Between Google's internal services, everything communicates via gRPC. The .proto files serve as contracts, and code is auto-generated in whatever language each team prefers.

API Design Guide

Google publishes their API Design Guide — a comprehensive document covering naming conventions, error handling, and resource modeling.
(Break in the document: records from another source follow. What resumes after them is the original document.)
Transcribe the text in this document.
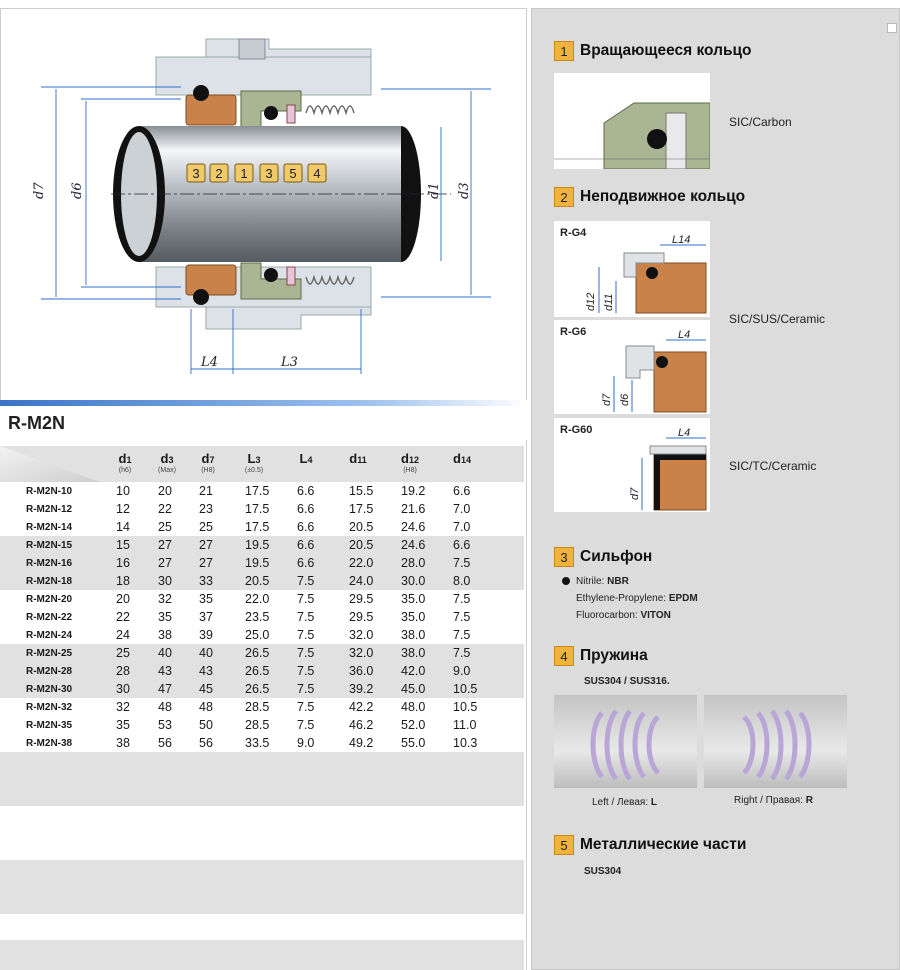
d7 d6	d1 d3
L4	L3
3 2 1 3 5 4
R-M2N
d1
(h6)
d3
(Max)
d7
(H8)
L3
(±0.5)
L4	d11	d12
(H8)
d14
R-M2N-10	10 20 21	17.5 6.6	15.5 19.2 6.6
R-M2N-12	12 22 23	17.5 6.6	17.5 21.6 7.0
R-M2N-14	14 25 25	17.5 6.6	20.5 24.6 7.0
R-M2N-15	15 27 27	19.5 6.6	20.5 24.6 6.6
R-M2N-16	16 27 27	19.5 6.6	22.0 28.0 7.5
R-M2N-18	18 30 33	20.5 7.5	24.0 30.0 8.0
R-M2N-20	20 32 35	22.0 7.5	29.5 35.0 7.5
R-M2N-22	22 35 37	23.5 7.5	29.5 35.0 7.5
R-M2N-24	24 38 39	25.0 7.5	32.0 38.0 7.5
R-M2N-25	25 40 40	26.5 7.5	32.0 38.0 7.5
R-M2N-28	28 43 43	26.5 7.5	36.0 42.0 9.0
R-M2N-30	30 47 45	26.5 7.5	39.2 45.0 10.5
R-M2N-32	32 48 48	28.5 7.5	42.2 48.0 10.5
R-M2N-35	35 53 50	28.5 7.5	46.2 52.0 11.0
R-M2N-38	38 56 56	33.5 9.0	49.2 55.0 10.3
1 Вращающееся кольцо
SIC/Carbon
2 Неподвижное кольцо
R-G4
L14
d12 d11
R-G6	L4
d7 d6
R-G60	L4
d7
SIC/SUS/Ceramic
SIC/TC/Ceramic
3 Сильфон
Nitrile: NBR
Ethylene-Propylene: EPDM
Fluorocarbon: VITON
4 Пружина
SUS304 / SUS316.
Left / Левая: L	Right / Правая: R
5 Металлические части
SUS304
It's one of the best resources for learning API design principles.


Lessons for Your Interviews

Company Key Pattern When to Mention
Stripe Idempotency keys, expansion, versioning Payment systems, e-commerce
GitHub HATEOAS, dual REST+GraphQL Developer tools, platforms with diverse clients
Netflix BFF pattern, GraphQL federation Streaming, multi-device platforms
Twilio Webhooks, error documentation Messaging, async operations
Slack Event-driven, scoped OAuth Chat, collaboration, bot platforms
Google REST public + gRPC internal Any microservices architecture

You don't need to memorize all of these. Pick 2-3 that are relevant to the system you're designing and reference them naturally in your interview.

Interview Expectations: Junior vs. Senior

  • Junior/Mid-level: Solves scalability by "adding more servers" or a generic load balancer without going into the API impact.
  • Senior/Staff: Understands that API gateways are critical at scale for cross-cutting concerns (auth, rate limiting, routing). Discusses circuit breakers applied at the API level to prevent cascaded failures across microservices, and bulkheading to isolate resource-heavy endpoints from fast endpoints.